Quantization¶
Quantization reduces model size and can improve inference speed by storing weights at lower precision. MLX Audio supports several quantization formats through the mlx_audio.convert module.
Why Quantize?¶
| Benefit | Details |
|---|---|
| Smaller models | A 4-bit model is roughly 4x smaller than float16 |
| Faster inference | Lower-precision weights move through memory faster on Apple Silicon |
| Lower memory usage | Fit larger models into unified memory |
The trade-off is a potential reduction in audio quality, especially at very low bit widths.
Available Bit Widths¶
| Bits | Typical Use Case | Quality | Size Reduction |
|---|---|---|---|
| 3-bit | Maximum compression, acceptable for quick prototyping | Lower | ~5x vs fp16 |
| 4-bit | Good balance of quality and size | Good | ~4x vs fp16 |
| 6-bit | Near-lossless for most models | Very good | ~2.5x vs fp16 |
| 8-bit | Minimal quality loss | Excellent | ~2x vs fp16 |
Quantization Modes¶
MLX Audio supports several quantization modes:
| Mode | Description |
|---|---|
affine |
Standard affine quantization (default) |
mxfp4 |
Microscaling FP4 format |
mxfp8 |
Microscaling FP8 format |
nvfp4 |
NVIDIA FP4 format |
Converting and Quantizing Models¶
Use the mlx_audio.convert CLI to convert a HuggingFace model to MLX format with quantization:
Basic 4-bit Quantization¶
python -m mlx_audio.convert \
--hf-path prince-canuma/Kokoro-82M \
--mlx-path ./Kokoro-82M-4bit \
--quantize \
--q-bits 4
MXFP4 Quantization¶
python -m mlx_audio.convert \
--hf-path prince-canuma/Kokoro-82M \
--mlx-path ./Kokoro-82M-mxfp4 \
--quantize \
--q-mode mxfp4
Convert to bfloat16 (No Quantization)¶
python -m mlx_audio.convert \
--hf-path prince-canuma/Kokoro-82M \
--mlx-path ./Kokoro-82M-bf16 \
--dtype bfloat16
Upload to Hugging Face Hub¶
Add --upload-repo to push the converted model directly:
python -m mlx_audio.convert \
--hf-path prince-canuma/Kokoro-82M \
--mlx-path ./Kokoro-82M-4bit \
--quantize \
--q-bits 4 \
--upload-repo username/Kokoro-82M-4bit
Conversion Options Reference¶
| Flag | Description |
|---|---|
--hf-path |
Source HuggingFace model or local path |
--mlx-path |
Output directory for the converted model |
-q, --quantize |
Enable quantization |
--q-bits |
Bits per weight (e.g., 3, 4, 6, 8) |
--q-group-size |
Group size for quantization (defaults depend on mode) |
--q-mode |
Quantization mode: affine, mxfp4, mxfp8, nvfp4 |
--dtype |
Weight dtype when not quantizing: float16, bfloat16, float32 |
--upload-repo |
Upload converted model to HuggingFace Hub |
Using Pre-Quantized Models¶
The mlx-community organization on Hugging Face hosts many pre-quantized models ready to use. For example:
from mlx_audio.tts.utils import load_model
# Load a pre-quantized model -- no conversion needed
model = load_model("mlx-community/Qwen3-TTS-12Hz-1.7B-CustomVoice-6bit")

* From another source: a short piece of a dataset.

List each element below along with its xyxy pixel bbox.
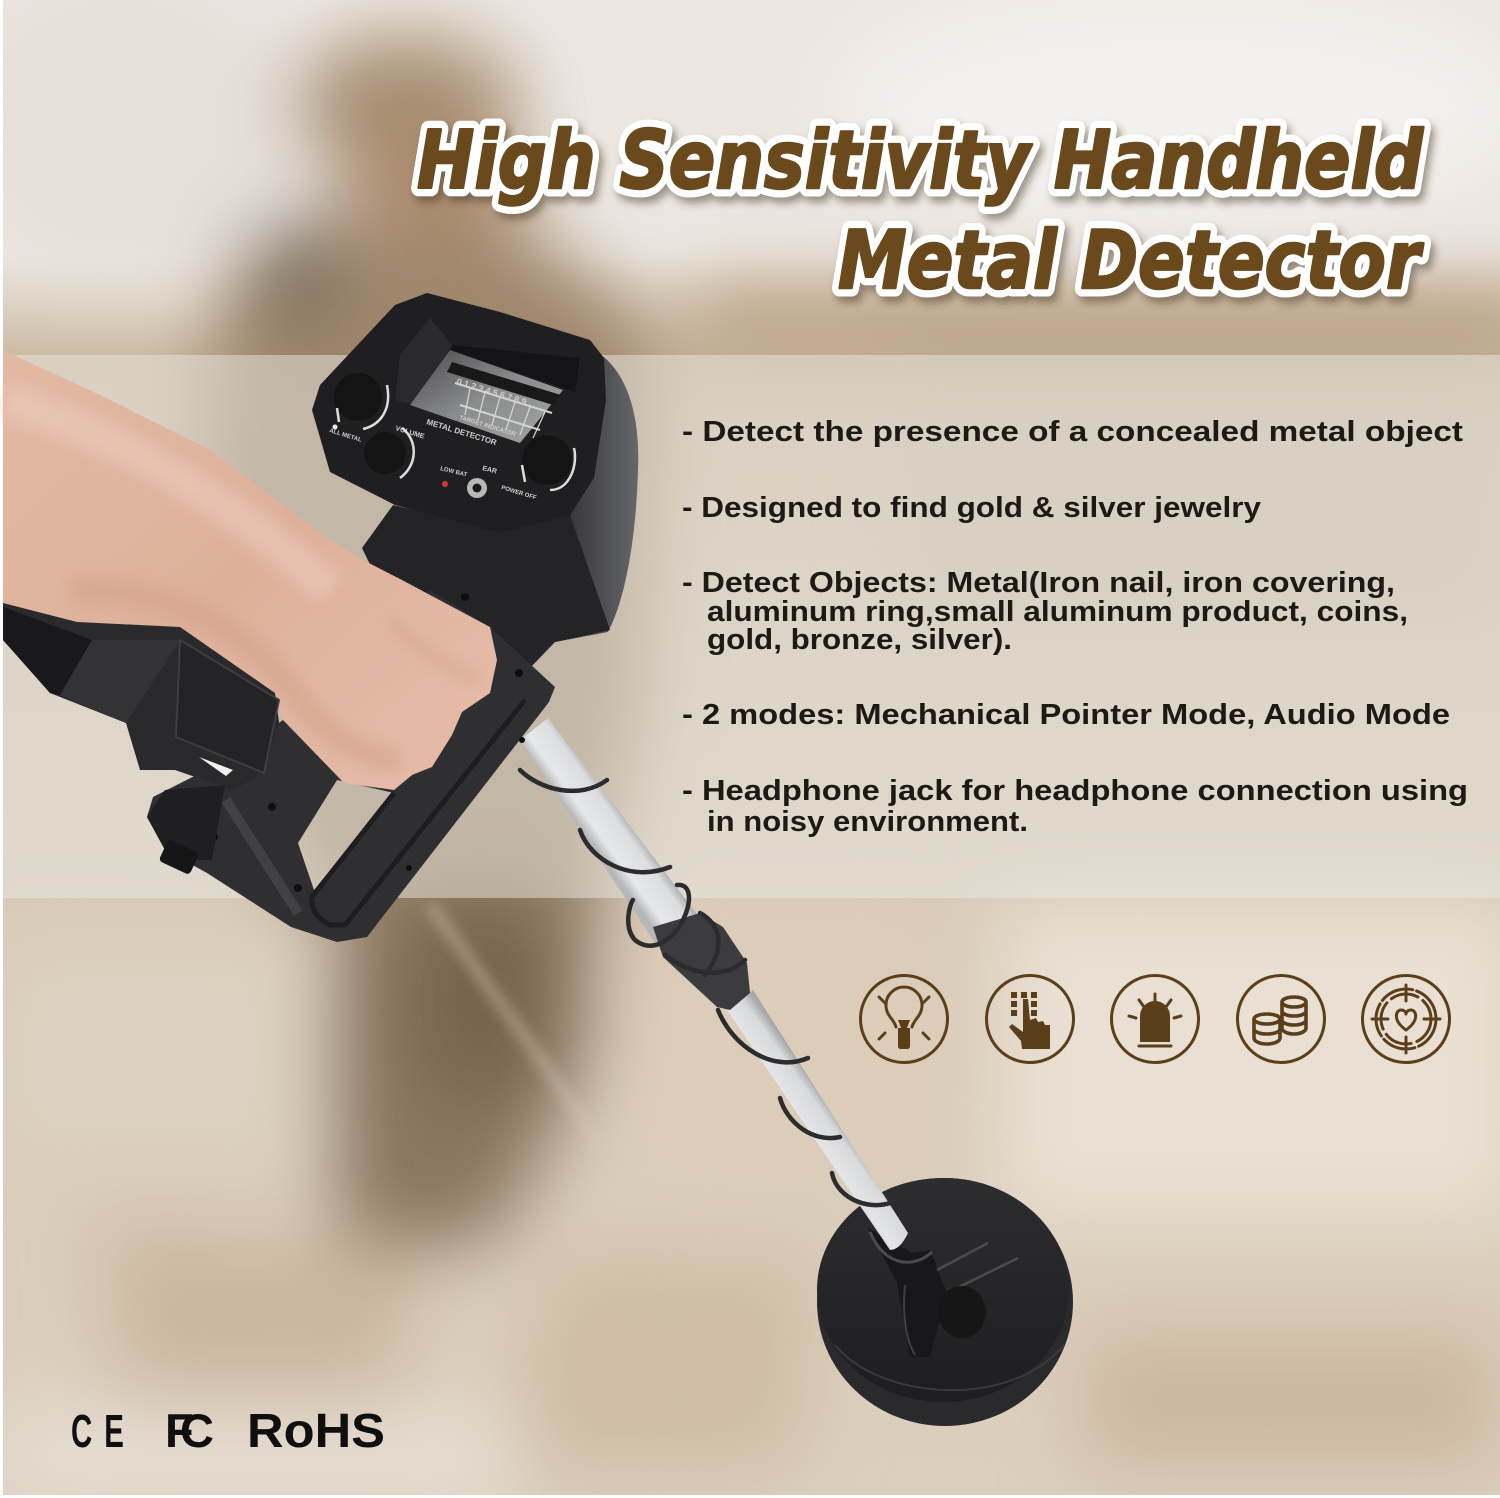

results = list(model.generate(
text="This is running from a 6-bit quantized model!",
voice="serena",
))
from mlx_audio.stt.utils import load
# 4-bit Voxtral for faster STT
model = load("mlx-community/Voxtral-Mini-4B-Realtime-2602-4bit")
result = model.generate("audio.wav")
print(result.text)
Quality vs. Performance Trade-offs¶
General guidance
Start with 4-bit or 6-bit quantization. Move to 8-bit only if you hear artifacts, or to 3-bit if you need the smallest possible model.
- TTS models tend to be sensitive to quantization at 3-bit. 4-bit is usually the sweet spot.
- STT models (e.g., Whisper, Voxtral Realtime) often tolerate 4-bit quantization with minimal accuracy loss.
- Larger models (1B+ parameters) generally tolerate lower bit widths better than smaller ones.
- Always listen to output when evaluating TTS quantization -- word error rate alone does not capture prosody degradation.
Mixed Quantization Recipes¶
MLX Audio also supports mixed-precision quantization recipes that apply different bit widths to different layers:
| Recipe | Description |
|---|---|
mixed_2_6 |
2-bit for some layers, 6-bit for others |
mixed_3_4 |
3-bit / 4-bit mix |
mixed_3_6 |
3-bit / 6-bit mix |
mixed_4_6 |
4-bit / 6-bit mix |
These can provide better quality-to-size ratios by keeping critical layers at higher precision.